Aujourd’hui, on ne questionne pas le fait de signer des traités. C’est devenue une routine de notre vie diplomatique : accords commerciaux, accords de défense, ou associations, souvent entre Etats d’une même zone géographique. Mais ces traités ne sont pas neutres pour la démocratie.

Une démocratie en cage
 
Le principe de la démocratie, c’est le gouvernement du peuple par le peuple, pour le peuple. Comme depuis des décennies, cela suppose qu’une majorité de la population peut élire des représentants qui mèneront la politique qu’ils souhaitent. C’est ainsi qu’en 1981, les Français ont voté pour un changement politique radical, impliquant des mesures aussi fortes que des nationalisations ou une baisse du temps de travail. En 1986, ce fut un tournant d’inspiration néolibérale, avec des privatisations touchant parfois des entreprises nationalisées cinq ans auparavant. Cela est parfois brusque, mais c’est le principe de la démocratie que de permettre au peuple de changer de direction s’il le souhaite majoritairement.
 
Mais la démocratie est de plus en plus battue en brèche par des traités qui limitent considérablement les capacités d’action des gouvernements. L’UE est en sans doute le meilleur exemple. Au Japon, le Premier Ministre a relancé l’économie en utilisant le levier monétaire après avoir gagné les élections. Dans la zone euro, cela est impossible puisqu’elle est confiée à la BCE… L’UE empêche également toute restriction aux mouvements de capitaux, de biens ou de personnes. Elle peut également nous imposer des normes qui n’apportent aucun progrès, comme celle dégradant la qualité du chocolat ou permettant la présence de 0,9% d’OGM dans les produits Bio. C’est également un objectif du traité transatlantique que de remettre en cause la capacité de nos gouvernements à décider des normes dans nos pays.
 
De la politique et du droit

Jacques Sapir a très bien analysé comment le droit et le juridisme minent la démocratie dans un essai publié en plusieurs parties, que j’avais résumé en trois papiers (un, deux, trois). Il y dénonce les « tyrranies techniciennes  » qui se fondent sur des traités institués en normes indépassables qui finissent par retirer aux gouvernements toute latitude d’action. En fait, pour lui, « il s’agit de règles de coopération et non de règles de subordination. Elles restent donc nécessairement limitées et temporaires et peuvent être récusées à tout moment par l’un des partenaires ». Il rappelle justement que « les frontières construisent en réalité les espaces politiques sans lesquels la démocratie ne saurait fonctionner  ».

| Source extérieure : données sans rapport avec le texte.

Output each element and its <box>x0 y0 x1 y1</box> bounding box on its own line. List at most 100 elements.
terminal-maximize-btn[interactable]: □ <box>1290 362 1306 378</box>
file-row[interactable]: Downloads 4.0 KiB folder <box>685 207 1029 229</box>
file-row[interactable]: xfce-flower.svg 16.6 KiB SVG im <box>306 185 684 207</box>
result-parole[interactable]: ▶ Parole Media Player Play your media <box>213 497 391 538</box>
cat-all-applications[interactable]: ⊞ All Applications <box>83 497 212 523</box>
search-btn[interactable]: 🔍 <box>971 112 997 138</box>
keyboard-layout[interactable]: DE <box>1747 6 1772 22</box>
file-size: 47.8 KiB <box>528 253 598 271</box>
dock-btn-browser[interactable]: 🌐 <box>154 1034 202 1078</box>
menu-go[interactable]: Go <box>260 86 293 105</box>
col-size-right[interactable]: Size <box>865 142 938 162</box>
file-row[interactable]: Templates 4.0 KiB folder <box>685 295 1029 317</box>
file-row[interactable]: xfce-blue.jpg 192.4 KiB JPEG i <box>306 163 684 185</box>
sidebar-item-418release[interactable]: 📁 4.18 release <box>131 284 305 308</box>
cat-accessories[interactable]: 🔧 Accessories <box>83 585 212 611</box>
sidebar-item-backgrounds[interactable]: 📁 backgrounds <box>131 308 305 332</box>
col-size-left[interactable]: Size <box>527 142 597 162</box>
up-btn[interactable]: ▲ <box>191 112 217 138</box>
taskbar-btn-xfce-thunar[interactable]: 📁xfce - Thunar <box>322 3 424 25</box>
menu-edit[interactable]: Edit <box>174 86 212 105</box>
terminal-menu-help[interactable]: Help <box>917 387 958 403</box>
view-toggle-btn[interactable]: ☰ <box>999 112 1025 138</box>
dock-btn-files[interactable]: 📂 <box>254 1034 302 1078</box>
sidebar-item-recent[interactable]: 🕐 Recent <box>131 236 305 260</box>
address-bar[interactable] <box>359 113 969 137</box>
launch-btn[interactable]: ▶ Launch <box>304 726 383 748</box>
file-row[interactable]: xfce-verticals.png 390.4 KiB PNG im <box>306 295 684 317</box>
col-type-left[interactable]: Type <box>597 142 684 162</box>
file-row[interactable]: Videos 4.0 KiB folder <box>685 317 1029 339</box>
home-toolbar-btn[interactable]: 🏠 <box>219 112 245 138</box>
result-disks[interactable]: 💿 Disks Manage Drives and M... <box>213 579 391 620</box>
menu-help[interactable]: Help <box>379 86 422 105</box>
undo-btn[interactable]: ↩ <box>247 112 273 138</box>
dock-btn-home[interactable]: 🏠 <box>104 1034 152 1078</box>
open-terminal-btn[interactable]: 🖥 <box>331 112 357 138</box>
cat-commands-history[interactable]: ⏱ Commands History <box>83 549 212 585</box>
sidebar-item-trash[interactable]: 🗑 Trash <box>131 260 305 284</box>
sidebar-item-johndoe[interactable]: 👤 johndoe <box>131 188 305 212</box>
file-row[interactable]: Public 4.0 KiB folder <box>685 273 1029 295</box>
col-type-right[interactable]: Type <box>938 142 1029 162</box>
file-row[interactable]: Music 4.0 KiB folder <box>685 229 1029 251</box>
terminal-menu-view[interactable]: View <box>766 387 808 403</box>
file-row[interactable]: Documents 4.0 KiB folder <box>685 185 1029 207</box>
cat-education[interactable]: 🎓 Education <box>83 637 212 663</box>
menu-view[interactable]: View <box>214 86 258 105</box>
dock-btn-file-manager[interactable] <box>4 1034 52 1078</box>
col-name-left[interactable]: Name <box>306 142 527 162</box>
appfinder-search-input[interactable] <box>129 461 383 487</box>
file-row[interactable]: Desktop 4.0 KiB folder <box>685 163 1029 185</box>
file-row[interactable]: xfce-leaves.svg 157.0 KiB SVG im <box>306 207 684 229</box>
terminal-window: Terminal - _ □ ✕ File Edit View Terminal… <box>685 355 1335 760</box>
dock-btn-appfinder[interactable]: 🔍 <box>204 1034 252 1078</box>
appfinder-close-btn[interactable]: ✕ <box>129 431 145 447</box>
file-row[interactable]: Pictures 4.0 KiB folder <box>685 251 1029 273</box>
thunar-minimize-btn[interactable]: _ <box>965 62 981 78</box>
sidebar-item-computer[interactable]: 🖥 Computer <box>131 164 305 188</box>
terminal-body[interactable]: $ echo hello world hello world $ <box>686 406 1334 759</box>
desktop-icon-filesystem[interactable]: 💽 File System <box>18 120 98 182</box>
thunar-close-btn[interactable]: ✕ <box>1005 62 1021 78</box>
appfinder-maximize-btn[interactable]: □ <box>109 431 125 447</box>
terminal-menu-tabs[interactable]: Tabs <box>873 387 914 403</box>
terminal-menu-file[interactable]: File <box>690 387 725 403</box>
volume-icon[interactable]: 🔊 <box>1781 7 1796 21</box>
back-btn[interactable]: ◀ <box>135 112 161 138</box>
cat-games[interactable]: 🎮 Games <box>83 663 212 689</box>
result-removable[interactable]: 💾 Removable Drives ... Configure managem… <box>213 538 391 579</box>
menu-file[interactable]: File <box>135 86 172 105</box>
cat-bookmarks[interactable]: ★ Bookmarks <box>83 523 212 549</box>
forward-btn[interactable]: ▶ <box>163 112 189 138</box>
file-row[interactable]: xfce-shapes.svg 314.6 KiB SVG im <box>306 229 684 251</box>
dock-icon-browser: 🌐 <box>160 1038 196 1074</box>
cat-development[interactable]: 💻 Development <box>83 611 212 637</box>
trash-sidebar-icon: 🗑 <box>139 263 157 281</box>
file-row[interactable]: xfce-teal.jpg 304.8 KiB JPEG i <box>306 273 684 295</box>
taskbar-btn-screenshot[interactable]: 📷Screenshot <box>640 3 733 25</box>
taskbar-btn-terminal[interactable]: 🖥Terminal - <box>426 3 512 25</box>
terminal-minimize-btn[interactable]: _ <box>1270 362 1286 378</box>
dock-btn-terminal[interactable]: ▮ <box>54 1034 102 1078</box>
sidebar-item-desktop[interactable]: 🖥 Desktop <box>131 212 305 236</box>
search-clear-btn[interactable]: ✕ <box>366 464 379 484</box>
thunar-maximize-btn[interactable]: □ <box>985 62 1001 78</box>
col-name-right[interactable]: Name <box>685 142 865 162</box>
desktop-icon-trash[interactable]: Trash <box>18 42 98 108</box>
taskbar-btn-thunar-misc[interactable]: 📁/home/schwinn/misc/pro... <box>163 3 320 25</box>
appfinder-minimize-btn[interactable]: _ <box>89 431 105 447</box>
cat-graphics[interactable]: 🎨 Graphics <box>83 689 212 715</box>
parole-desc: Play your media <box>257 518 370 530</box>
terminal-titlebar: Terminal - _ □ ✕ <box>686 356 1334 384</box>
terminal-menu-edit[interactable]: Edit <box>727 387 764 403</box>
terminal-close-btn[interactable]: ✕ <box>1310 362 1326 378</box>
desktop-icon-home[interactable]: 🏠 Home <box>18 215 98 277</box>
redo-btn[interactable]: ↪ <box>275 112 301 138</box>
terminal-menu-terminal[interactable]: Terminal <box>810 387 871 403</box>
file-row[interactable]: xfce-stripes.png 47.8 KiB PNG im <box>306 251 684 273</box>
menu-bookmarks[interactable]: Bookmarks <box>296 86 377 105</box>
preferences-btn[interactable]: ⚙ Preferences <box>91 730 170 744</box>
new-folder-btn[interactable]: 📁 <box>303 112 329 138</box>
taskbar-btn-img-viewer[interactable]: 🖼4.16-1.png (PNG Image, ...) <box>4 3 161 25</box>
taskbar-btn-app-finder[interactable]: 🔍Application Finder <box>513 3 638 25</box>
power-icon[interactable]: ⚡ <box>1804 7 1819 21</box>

Certes, ces traités sont en général ratifiés de manière démocratique, mais ils affaiblissent la démocratie en limitant la capacité d’action des majorités futures (à moins de les dénoncer). On franchit une nouvelle étape avec les mécanismes dits d’arbitrage (RDIE), qui mettent les multinationales sur le même plan que les états, et surtout à l’abri des considérations démocratiques. Lentement mais sûrement, la démocratie est mise en cage par la mise en place grandissante de restrictions à la capacité d’action de majorités démocratiquement élues, à moins de rompre avec les traités, comme ont pu le faire le Vénézuela et l’Argentine récemment. Mais cela reste vu pour l’instant comme des choix très radicaux.

Comme l’a parfaitement analysé Jacques Sapir, les traités sont appréciés par les néolibéraux qui y voient un moyen de figer les politiques économiques dans leur sens. Mais tous ces traités ne sont que des prisons de papier, qui seront tôt ou tard déchirées. La façon de le faire dépendra du mal qui aura été fait avant.